Gonzalo Banda

Las distinciones permiten el nacimiento de la . Un mundo donde todo se viera con un mismo color sería un mundo sin política. La distinción hace posible el nacimiento del fenómeno de lo político. Pero las distinciones, antes que suponer antipatías, suponen una identificación política. Sin identificación política solo se construyen vínculos basados en el resentimiento, y no hay sociedad democrática que pueda perdurar basada en la idea de construir sobre las ruinas de la antipatía. Por eso, la peruana se encuentra asediada, porque ha sido incapaz de procesar sus descontentos a través de la identificación de liderazgos políticos con ideas sobre el Perú, sino con ideas en contra de lo que surge en el Perú.

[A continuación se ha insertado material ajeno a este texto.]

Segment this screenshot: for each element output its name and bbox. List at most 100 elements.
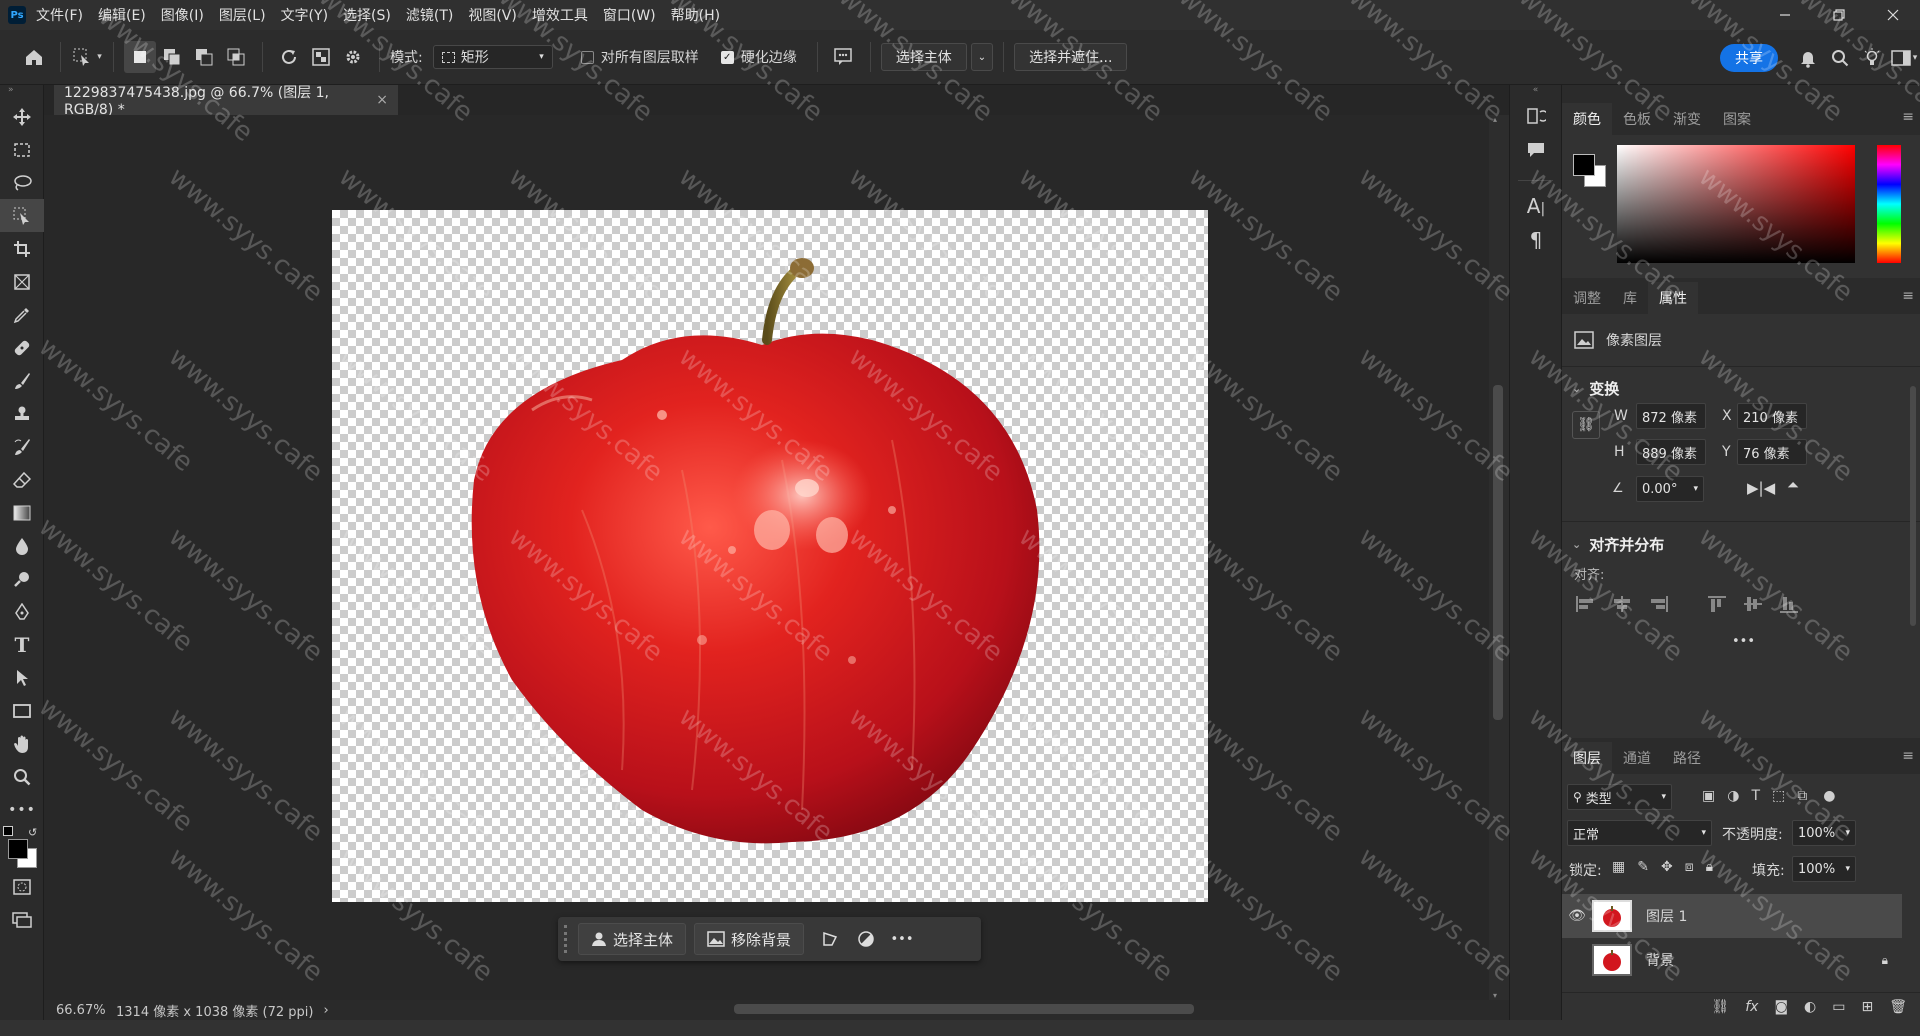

De ahí que la movilización social sea espasmódica, porque nada echa raíces, porque los proyectos políticos nacen para fallecer en unos cuantos años. Nada fructifica porque lo único que puede asegurar que una idea política tenga éxito en el Perú es la oposición a algún actor político que haya detentado una cuota de poder. Sea que se trate de un partido anticomunista, o antifujimorista, o anticaviar, las identidades basadas en las antipatías no han cultivado el vínculo ciudadano; porque pueden aglutinar a un bolsón gigante de votantes, pero jamás alinearlos con sus principios fundamentales, con su visión sobre el país.

Hay varias razones para que este camino garantice una derrota segura. Primero, nuestra cultura política atraviesa uno de sus peores momentos desde el retorno a la democracia. Tal vez la democracia puntúe muy bien en algunos círculos intelectuales, pero para el ciudadano que tiene que enfrentarse a un sistema de salud quebrado o hacer frente al alza de los precios de los alimentos, la democracia parece un régimen político que no ha podido satisfacer sus demandas. Por eso el eslogan “esta democracia ya no es democracia” no solo es válido metafóricamente, sino también metafísicamente.

Es decir, si la democracia peruana supone elecciones libres, alternancia en el poder y garantizar las libertades de los ciudadanos, pues no parece tan lejana la idea de que muchos ciudadanos consideren que la promesa de la democracia peruana les ha fallado. Pero les ha fallado porque en lugar de construir una lealtad política basada en la promesa de cómo será el país, lo han construido sobre la idea de cómo no será el país. Y esa idea no es sostenible en el tiempo porque apenas acaba un proceso electoral, acaba el deseo irrefrenable de permitir que el opositor gane, pero no se tiene la más peregrina idea sobre cuáles son los mínimos acuerdos que sostenían una coalición política.

La antipatía por el enemigo político no es peruana. Existe en todo el mundo: el antibolsonarismo, el antipetismo o el antitrumpismo son fenómenos muy cercanos y que tienen una importante influencia en sus sociedades, pero esas antipatías se estructuran como parte de identidades políticas mayores, que metafísicamente tienen una sustancia: usted es el partido de los trabajadores, usted el de los empresarios, usted el de las libertades, usted el del orden, entre muchos otros conglomerados. Pero, en un país como el Perú, con un desierto de oferta política, los políticos no tienen estímulos para construir ideas políticas, sino solo para destruir al adversario. Por eso abunda la incoherencia. Puede haber congresistas profundamente liberales y conservadores al mismo tiempo, algo así como la negación del principio de no contradicción.

Construir una democracia en esas condiciones es insostenible, nos arroja sobre la eterna condición plebiscitaria del Perú, sobre el eterno giro de inestabilidad, sobre la imposibilidad de amalgamar algo que eche raíces. Nuestros políticos cambian de camiseta porque no tienen sustancia, porque nuestras instituciones se han preocupado tanto de evitar algunos daños teóricos, que olvidaron que había que garantizar la sobrevivencia del sistema de partidos, porque sin sistema de partidos sólido, sin ideas políticas, la política degenera. El Perú es una demostración empírica de que los ciudadanos pueden estar cansados de todo y que mandar al garete todo no produce un orden espontáneo. Guardini decía que el orden empieza por algún sitio. Si queremos que la democracia peruana deje de sufrir infartos, deberíamos empezar por fomentar el respeto de la diferencia desde la coherencia política. Eso supone enfrentar a grupos radicales que solo tienen por agenda minimizar al rival político, que se ponen cascos o escudos, amenazan, persiguen o amedrentan, incendian o saquean bienes públicos. Tal vez así la democracia pueda ser aún democracia.